Following the publication of Kieawkaew the Court requested further submissions from the parties in light of this decision, focusing in particular on:
(a) The sentences for cultivating cannabis outlined in [60]–[62] of Kieawkaew; and
(b) The applicability of Nam Son Nguyen to the applicant, given that he was sentenced on 8 August 2016 and Nam Son Nguyen was published three days later.
Applicant’s further submissions
The applicant made the following further submissions:
(c) The analysis in Kieawkaew at [66]–[67] focused on the comparative size of the cannabis crop being cultivated, rather than including a determination of role in informing the seriousness of the conduct. The cases cited at [60]–[61] did not relate to offenders who could properly be described as ‘crop sitters’. Therefore, the sentences referred to in Kieawkaew at [61]–[61] are of no real assistance to the Court in determining whether the sentence in the present case is manifestly excessive;
(d) The decision of Nam Son Nguyen excluded an uplift in the range of sentences for ‘less culpable offenders such as crop sitters falling toward the end of the lowest category’. The case was relied upon by the applicant for its determination that it was the role that would ‘inform the category of seriousness of the appellant’s conduct and in turn will identify the relevant CSP that must be considered’. The decision in Nam Son Nguyen would not apply to the applicant’s circumstances in the present case.
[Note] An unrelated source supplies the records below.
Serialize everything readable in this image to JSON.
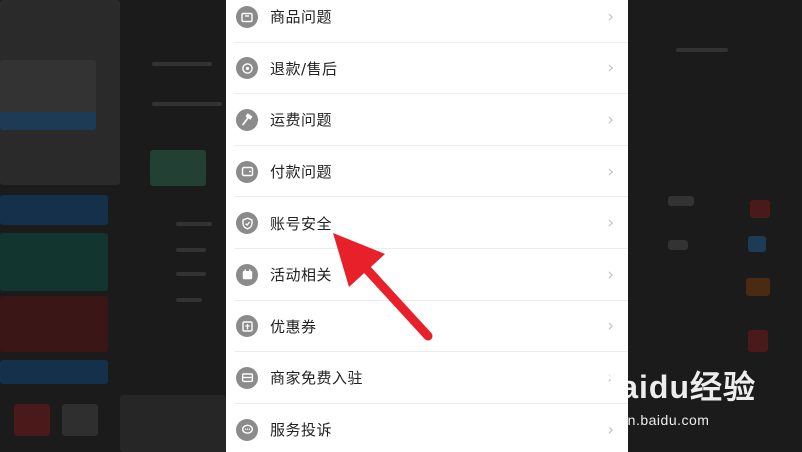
{
  "menu": {
    "items": [
      {
        "label": "商品问题",
        "icon": "box-icon"
      },
      {
        "label": "退款/售后",
        "icon": "refund-icon"
      },
      {
        "label": "运费问题",
        "icon": "hammer-icon"
      },
      {
        "label": "付款问题",
        "icon": "wallet-icon"
      },
      {
        "label": "账号安全",
        "icon": "shield-icon"
      },
      {
        "label": "活动相关",
        "icon": "calendar-icon"
      },
      {
        "label": "优惠券",
        "icon": "coupon-icon"
      },
      {
        "label": "商家免费入驻",
        "icon": "store-icon"
      },
      {
        "label": "服务投诉",
        "icon": "chat-icon"
      }
    ],
    "chevron": "›"
  },
  "watermark": {
    "brand": "Baidu经验",
    "url": "jingyan.baidu.com"
  },
  "colors": {
    "arrow": "#e8202a",
    "icon_gray": "#8b8b8b",
    "panel_bg": "#ffffff"
  }
}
Respondent’s further submissions
The respondent did not file any further submissions.
Analysis
It was common ground that the applicant’s role in the cultivation of the cannabis was limited to being a crop-sitter. Therefore, the objective seriousness of his offending was at the lower end of the scale.
Most of the sentences summarised by this Court in Kieawkaew at [60]–[61] relate to offenders whose roles were more than mere crop-sitters. Although these roles were of a higher objective seriousness than that of the applicant in this case, the majority of those sentences are for periods of time that are less than the sentence that the applicant received. For this reason, it is reasonably arguable that the sentence of 3 years and 3 months imposed on the applicant is manifestly excessive and leave to appeal will be granted.
Aggregate sentence
In the present case, the task of evaluating the sentence has been made more difficult by reason of the sentencing judge having imposed an aggregate sentence without giving any indication as to the relative weightings in respect of the two convictions.[20] Notwithstanding what this Court has said in DPP v Felton[21] and The Queen v Wong,[22] no complaint has been made about this aspect of the applicant’s sentence.[23]
Conclusion
[20]Reasons [18].
[21](2007) 16 VR 214.
[22][2007] VSCA 278.
[23]Beevers v The Queen [2016] VSCA 271 [41] (Priest and Santamaria JJA).
For the above reasons, the application for leave to appeal is granted.